Lesion segmentation for radiomics analysis. First, A Region of interest was manually segmented in axial view to obtain intratumoral mask, B then the peritumoral masks with a radial distance of 3 mm were semiautomatically generated using morphologic outward dilation by 2 mm and inside erosion by 1 mm of the tumor boundaries, with airway, lung, left atrium, aorta, vertebrae, and azygos excluded manually. C, D Three-dimensional view of the intratumoral and peritumoral volumes of interest

Before features extraction, image normalization was performed by remapping the histogram to fit within μ ± 3σ (μ: mean gray level within the VOI; σ: gray level standard deviation). For each ROI, 1223 quantitative features were extracted, including 14 shape features, 234 first-order features, and 975 second-order texture features derived from gray level dependence matrix (GLDM), gray level co-occurrence matrix (GLCM), gray level run length matrix (GLRLM), gray level size zone matrix (GLSZM), and neighboring gray tone difference matrix (NGTDM).

The reproducibility of features was calculated by using intra-class correlation coefficients (ICC). After being normalized using the z score standardization method, all radiomics features were filtered using the criteria of ICC ≥ 0.80 and correlation coefficient ≥ 0.90. The remaining features were then input into the least absolute shrinkage and selection operator (LASSO) logistic regression model to avoid overfitting and construct radiomic signature. The output of LASSO model was converted into a probability score, namely the radiomic score, indicating the individual relative risk for high pathologic tumor stage.

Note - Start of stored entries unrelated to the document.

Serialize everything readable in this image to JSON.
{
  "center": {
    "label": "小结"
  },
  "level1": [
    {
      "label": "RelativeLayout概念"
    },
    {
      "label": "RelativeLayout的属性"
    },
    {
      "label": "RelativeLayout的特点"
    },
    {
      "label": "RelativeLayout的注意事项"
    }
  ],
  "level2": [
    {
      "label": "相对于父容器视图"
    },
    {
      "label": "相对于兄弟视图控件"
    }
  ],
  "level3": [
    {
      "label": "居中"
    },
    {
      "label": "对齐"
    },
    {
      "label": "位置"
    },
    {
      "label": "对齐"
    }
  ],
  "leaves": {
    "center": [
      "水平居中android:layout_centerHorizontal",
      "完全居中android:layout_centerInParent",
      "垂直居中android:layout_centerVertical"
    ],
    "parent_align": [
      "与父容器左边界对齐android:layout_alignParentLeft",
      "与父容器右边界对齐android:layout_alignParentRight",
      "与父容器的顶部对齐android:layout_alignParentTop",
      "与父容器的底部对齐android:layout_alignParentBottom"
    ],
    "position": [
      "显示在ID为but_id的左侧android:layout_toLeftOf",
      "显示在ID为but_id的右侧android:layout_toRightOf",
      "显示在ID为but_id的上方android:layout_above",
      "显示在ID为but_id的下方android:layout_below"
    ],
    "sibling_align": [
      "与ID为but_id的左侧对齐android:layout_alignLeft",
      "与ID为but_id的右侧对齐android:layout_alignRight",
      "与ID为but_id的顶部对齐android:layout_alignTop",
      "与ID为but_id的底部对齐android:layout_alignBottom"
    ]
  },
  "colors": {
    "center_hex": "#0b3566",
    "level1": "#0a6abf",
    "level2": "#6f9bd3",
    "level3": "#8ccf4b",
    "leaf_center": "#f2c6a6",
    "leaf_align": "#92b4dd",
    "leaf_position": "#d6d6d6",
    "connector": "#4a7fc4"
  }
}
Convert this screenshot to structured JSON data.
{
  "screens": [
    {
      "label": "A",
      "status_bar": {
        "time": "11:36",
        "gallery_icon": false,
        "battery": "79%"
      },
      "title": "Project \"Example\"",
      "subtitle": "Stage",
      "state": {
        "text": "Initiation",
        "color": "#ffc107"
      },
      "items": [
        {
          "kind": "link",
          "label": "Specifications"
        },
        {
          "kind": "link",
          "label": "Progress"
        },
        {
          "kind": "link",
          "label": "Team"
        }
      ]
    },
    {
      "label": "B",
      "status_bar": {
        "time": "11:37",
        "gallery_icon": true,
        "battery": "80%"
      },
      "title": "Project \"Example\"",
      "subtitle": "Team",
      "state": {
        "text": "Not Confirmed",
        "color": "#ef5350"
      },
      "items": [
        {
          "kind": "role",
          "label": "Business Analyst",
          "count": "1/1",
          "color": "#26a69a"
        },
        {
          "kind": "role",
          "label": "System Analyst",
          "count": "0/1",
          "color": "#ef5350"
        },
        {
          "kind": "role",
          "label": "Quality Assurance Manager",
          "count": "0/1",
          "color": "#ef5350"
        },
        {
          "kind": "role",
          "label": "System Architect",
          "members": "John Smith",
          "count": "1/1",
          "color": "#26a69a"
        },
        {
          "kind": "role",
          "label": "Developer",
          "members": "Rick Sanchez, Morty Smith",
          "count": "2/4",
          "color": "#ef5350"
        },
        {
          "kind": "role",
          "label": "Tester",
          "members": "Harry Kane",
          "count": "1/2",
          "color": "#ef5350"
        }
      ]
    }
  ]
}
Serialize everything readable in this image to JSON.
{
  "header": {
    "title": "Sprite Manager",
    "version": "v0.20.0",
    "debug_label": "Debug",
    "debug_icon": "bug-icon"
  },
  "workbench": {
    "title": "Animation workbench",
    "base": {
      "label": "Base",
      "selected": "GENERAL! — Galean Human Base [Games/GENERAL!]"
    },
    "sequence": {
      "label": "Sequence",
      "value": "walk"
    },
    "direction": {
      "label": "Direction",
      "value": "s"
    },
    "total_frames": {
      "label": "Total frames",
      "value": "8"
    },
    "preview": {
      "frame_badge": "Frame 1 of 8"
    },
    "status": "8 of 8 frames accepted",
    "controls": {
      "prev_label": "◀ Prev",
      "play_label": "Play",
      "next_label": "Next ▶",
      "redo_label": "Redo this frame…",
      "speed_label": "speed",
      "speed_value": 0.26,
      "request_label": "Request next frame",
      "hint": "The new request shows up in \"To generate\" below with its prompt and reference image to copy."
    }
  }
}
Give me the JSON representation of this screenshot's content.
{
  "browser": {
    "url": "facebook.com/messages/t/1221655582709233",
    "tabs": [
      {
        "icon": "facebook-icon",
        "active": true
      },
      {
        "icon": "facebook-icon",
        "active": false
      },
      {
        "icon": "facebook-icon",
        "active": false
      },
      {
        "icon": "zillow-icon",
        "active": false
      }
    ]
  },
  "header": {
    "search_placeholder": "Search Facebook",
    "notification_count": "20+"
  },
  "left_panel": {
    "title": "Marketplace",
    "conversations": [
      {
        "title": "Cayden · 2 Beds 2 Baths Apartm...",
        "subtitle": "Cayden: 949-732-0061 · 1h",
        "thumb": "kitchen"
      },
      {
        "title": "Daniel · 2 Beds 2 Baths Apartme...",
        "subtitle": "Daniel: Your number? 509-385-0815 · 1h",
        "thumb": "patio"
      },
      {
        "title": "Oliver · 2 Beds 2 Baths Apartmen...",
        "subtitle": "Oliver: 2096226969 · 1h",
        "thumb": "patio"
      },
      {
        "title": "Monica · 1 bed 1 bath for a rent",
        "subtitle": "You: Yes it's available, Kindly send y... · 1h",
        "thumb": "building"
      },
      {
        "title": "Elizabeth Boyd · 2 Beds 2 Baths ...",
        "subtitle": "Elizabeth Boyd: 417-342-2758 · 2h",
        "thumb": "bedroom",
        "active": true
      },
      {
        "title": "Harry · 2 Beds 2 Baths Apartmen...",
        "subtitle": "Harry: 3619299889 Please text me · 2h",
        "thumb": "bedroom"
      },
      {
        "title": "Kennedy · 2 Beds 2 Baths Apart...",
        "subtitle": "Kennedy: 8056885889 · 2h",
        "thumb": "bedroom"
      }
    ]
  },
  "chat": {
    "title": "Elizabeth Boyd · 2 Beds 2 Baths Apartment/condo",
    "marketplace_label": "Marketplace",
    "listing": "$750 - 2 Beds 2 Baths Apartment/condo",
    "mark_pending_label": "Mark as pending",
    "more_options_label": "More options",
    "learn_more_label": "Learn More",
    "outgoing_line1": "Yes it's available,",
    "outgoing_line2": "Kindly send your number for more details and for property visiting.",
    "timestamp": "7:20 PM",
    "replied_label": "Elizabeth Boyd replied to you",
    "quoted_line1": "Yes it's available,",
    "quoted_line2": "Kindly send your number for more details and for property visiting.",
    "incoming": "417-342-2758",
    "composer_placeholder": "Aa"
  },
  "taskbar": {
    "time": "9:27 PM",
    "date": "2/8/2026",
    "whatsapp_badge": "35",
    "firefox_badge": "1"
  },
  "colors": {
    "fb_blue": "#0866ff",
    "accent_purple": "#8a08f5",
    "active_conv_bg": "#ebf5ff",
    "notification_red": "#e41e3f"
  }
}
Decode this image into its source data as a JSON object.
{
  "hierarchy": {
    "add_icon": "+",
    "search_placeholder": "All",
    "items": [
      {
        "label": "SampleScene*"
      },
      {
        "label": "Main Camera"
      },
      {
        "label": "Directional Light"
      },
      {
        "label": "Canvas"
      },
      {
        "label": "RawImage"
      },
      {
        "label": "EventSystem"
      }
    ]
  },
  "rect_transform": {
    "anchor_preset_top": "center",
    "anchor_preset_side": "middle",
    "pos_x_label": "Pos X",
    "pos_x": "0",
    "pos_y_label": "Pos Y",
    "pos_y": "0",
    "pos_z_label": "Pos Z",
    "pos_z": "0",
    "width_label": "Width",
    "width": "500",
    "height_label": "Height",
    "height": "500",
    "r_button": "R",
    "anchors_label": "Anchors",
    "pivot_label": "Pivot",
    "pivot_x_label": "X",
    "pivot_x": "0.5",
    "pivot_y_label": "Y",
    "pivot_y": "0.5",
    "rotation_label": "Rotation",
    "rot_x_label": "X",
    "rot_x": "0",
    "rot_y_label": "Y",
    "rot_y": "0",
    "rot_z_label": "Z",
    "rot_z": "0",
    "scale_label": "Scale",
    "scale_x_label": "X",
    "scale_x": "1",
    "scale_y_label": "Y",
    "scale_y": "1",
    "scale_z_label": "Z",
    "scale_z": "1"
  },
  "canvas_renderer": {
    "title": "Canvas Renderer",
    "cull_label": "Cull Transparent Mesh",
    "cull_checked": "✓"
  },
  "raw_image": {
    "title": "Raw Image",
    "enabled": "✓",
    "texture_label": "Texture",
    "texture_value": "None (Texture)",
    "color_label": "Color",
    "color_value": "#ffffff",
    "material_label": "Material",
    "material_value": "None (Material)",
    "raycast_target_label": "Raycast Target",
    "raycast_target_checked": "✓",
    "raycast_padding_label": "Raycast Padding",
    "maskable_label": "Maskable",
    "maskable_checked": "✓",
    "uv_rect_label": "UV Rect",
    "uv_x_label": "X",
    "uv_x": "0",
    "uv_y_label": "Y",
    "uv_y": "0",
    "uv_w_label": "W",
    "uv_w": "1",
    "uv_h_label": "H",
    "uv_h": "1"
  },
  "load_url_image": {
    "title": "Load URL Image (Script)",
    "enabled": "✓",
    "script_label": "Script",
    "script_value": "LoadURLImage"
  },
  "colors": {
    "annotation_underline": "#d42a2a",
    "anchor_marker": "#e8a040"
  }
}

All statistical analyses were performed using R version 4.2.1 (The R Foundation). A two-tailed P value less than 0.05 was considered as statistical significance. The clinicopathological characteristics between two datasets were compared with Chi-Square, t test or Mann–Whitney U test, where appropriate. The discrimination performance of the radiomic signature was quantified by the area under curve (AUC) value in the primary training set and internally validated in the independent test set. To explore the prognostic value of radiomics-predicted TNM stage, the optimum threshold of the radiomic score was determined using the surv_cutpoint function of survival R package. Accordingly, the patients were divided into low- and high-risk groups in the entire cohort, for which the survival outcomes were compared with Kaplan–Meier analysis and the 2-sided log-rank tests. Univariable and multivariable Cox regression analyses were conducted to analyze the relationship between radiomics-predicted TNM stage and RFS.